Anti-matter mystery solved? Scientists say spiral magnetic fields to thank for our existence
Researchers believe the telescope's detection of the gamma rays (high-energy light) has provided the answer as to why the universe is filled with matter, instead of anti-matter.
The matter mystery has stumped scientists who believe, based on existing theories, that the Big Bang should have produced equal amounts of matter and anti-matter, which would have immediately destroyed each other, leaving nothing behind.
Tanmay Vachaspati, a professor of physics at Arizona State University, and his colleagues think they have found a clue to that mystery, believing a signal in the Fermi gamma ray data suggests an overwhelming production of matter – but not anti-matter – in the early universe.
The team claims to have identified a “twisting” of the gamma rays detected by the telescope. They believe the twisted rays are evidence of a magnetic field that has existed in the universe since less than a second after the Big Bang occurred.
The gamma rays, sensitive to the effect of a magnetic field, carried a spiral pattern imprint from the field. Analysis of the imprint and its properties showed the field is predominately left-handed.
The left-hand orientation is evidence of the overwhelming production of matter. Vachaspati and his team say that anti-matter would have produced a right-hand orientation.

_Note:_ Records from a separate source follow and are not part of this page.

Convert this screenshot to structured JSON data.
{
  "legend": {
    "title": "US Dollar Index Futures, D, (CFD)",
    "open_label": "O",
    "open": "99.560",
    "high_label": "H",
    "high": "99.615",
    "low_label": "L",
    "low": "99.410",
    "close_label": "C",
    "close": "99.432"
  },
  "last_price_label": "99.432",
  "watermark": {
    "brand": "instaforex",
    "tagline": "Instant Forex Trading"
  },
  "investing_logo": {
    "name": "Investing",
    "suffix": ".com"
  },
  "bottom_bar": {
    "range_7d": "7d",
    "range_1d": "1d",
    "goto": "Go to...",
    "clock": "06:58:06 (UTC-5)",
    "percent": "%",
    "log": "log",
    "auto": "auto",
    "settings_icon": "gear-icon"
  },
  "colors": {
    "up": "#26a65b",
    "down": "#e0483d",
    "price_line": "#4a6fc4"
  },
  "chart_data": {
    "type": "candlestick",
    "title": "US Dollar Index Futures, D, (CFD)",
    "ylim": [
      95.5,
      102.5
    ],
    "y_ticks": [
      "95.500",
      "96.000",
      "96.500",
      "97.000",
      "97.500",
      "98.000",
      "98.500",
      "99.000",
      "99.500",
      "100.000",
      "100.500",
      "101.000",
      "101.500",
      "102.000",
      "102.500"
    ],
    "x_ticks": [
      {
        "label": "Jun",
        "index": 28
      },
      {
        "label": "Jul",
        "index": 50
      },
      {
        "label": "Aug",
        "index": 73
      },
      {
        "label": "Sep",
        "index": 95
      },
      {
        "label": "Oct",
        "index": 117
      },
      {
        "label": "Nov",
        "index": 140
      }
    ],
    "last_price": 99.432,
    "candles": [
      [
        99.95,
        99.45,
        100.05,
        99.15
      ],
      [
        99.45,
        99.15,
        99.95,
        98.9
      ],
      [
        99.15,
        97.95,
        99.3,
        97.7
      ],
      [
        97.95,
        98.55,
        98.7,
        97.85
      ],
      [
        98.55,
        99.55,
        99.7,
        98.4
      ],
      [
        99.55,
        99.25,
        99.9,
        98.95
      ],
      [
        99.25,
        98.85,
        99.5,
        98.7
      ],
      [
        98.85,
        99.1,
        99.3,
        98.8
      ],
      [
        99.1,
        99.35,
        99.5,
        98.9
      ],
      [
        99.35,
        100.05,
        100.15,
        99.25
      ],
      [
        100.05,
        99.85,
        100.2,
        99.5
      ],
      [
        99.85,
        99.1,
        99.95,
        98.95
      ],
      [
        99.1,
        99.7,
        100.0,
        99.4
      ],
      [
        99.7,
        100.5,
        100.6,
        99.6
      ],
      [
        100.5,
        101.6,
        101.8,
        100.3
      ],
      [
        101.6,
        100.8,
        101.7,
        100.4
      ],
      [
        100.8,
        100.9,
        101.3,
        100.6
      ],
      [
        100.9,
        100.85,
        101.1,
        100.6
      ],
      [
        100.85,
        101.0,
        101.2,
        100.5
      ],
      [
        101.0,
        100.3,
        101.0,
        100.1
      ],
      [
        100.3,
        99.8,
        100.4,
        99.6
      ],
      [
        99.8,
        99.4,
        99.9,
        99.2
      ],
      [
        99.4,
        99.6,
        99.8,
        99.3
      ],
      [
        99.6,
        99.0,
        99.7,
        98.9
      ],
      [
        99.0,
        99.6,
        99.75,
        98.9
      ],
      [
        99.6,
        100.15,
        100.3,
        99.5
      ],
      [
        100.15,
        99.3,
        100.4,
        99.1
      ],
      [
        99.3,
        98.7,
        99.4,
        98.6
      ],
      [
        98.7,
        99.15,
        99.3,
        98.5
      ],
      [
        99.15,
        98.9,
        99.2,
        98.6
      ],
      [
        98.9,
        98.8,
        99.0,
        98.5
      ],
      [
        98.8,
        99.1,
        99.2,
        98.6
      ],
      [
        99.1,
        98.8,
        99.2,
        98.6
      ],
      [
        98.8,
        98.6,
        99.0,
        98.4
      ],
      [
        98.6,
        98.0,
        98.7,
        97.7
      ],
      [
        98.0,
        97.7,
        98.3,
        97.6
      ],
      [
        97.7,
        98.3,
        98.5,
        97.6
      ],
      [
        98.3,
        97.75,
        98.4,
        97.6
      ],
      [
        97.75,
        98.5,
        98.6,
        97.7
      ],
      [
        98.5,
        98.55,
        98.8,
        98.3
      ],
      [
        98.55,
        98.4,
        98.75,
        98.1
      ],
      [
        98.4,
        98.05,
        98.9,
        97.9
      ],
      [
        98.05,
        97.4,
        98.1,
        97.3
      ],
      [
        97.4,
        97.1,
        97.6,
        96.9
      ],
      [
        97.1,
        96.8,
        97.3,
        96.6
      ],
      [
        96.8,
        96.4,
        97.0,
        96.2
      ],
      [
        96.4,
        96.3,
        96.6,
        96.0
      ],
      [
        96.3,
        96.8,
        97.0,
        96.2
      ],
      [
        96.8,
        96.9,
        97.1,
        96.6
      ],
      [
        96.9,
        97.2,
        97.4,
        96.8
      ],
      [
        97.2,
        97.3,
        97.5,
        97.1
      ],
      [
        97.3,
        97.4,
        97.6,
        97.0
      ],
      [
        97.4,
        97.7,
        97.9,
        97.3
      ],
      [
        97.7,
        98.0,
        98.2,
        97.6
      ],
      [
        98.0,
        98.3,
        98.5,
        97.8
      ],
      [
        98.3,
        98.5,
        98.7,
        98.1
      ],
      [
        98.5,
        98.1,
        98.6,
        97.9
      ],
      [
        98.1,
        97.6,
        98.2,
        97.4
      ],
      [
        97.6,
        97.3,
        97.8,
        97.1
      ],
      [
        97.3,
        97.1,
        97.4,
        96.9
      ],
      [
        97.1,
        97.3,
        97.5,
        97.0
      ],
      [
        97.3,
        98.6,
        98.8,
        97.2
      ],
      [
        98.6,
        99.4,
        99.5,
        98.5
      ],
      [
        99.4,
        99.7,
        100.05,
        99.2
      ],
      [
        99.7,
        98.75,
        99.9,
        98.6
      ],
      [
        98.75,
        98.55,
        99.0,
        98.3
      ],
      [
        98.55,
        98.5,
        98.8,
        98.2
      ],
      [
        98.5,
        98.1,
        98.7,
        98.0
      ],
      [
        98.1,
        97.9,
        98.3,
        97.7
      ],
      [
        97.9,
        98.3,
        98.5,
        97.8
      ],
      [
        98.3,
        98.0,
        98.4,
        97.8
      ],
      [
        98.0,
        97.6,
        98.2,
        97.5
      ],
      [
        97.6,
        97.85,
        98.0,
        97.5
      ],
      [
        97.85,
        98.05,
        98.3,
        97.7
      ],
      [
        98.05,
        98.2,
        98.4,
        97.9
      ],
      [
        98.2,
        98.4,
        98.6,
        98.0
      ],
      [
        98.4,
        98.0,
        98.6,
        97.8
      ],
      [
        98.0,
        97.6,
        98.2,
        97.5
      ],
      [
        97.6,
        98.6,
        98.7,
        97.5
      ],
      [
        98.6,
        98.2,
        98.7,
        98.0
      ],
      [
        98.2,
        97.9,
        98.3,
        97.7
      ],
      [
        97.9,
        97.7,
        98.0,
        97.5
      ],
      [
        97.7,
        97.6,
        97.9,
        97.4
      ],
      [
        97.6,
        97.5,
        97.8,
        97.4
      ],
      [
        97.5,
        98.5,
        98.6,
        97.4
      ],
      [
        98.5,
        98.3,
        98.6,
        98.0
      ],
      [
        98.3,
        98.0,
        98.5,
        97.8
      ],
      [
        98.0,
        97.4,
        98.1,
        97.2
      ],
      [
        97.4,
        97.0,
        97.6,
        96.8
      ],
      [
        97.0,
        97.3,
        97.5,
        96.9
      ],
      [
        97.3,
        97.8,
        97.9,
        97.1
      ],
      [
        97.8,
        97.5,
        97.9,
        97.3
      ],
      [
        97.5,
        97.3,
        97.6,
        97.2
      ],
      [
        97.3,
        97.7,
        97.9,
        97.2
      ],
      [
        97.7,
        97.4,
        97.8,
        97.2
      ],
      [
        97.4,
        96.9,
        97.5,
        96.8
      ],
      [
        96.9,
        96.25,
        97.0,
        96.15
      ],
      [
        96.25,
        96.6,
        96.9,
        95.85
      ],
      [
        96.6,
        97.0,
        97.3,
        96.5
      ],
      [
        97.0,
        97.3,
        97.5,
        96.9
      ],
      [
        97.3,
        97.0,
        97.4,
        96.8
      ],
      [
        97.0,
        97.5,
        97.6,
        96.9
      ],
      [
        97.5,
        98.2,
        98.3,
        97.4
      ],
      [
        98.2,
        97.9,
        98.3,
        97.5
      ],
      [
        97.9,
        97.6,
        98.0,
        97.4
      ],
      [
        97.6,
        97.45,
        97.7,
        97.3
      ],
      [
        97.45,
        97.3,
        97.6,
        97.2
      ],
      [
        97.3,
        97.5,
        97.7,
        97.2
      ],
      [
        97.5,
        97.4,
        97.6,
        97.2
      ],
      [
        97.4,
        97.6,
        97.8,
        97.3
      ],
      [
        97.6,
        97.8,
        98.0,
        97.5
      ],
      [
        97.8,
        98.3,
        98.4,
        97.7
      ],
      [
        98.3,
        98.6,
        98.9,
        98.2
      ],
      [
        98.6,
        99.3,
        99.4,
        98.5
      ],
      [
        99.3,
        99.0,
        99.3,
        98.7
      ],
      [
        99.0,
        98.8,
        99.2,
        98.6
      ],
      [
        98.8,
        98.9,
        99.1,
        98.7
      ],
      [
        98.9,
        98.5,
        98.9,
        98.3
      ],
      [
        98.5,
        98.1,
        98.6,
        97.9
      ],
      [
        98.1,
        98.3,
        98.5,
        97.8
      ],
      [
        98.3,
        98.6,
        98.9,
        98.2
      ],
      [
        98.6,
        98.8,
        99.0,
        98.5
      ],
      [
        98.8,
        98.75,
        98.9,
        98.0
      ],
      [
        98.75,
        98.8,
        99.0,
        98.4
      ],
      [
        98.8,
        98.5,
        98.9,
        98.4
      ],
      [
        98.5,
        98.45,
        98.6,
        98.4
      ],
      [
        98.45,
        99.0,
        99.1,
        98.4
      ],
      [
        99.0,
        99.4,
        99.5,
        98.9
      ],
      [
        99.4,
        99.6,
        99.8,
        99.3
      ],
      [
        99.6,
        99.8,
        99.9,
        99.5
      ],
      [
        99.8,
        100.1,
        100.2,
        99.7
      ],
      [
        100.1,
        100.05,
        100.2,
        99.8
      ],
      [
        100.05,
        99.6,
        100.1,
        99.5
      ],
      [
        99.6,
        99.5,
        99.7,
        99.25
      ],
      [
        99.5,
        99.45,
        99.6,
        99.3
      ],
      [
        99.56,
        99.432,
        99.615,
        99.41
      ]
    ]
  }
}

The discovery of the left-hand signal was actually reported by Vachaspati and his colleagues in a paper published in 2014, but the physics professor still had questions, and therefore didn't “make a big deal of it.”
"We were kind of cautious, and we didn't want to make a big deal of it, because we thought maybe the signal would go away with more data or more analysis," Vachaspati said. "And then, in [the new paper], we used more data and did other kinds of analysis. And the signal is still there."
The researchers did, however, point out that there is a 0.3 percent chance that the results aren't what they seem.
Vachaspati said that the next step is to continue to look for the signal in more Fermi telescope data.
"I think the most important part is that we're seeing a suspicious signal in the data, and then the rest is kind of one step at a time,” he said.
Launched in 2008, the Fermi Gamma-ray Space Telescope observes gamma rays from very distant sources, such as the universe's supermassive black holes.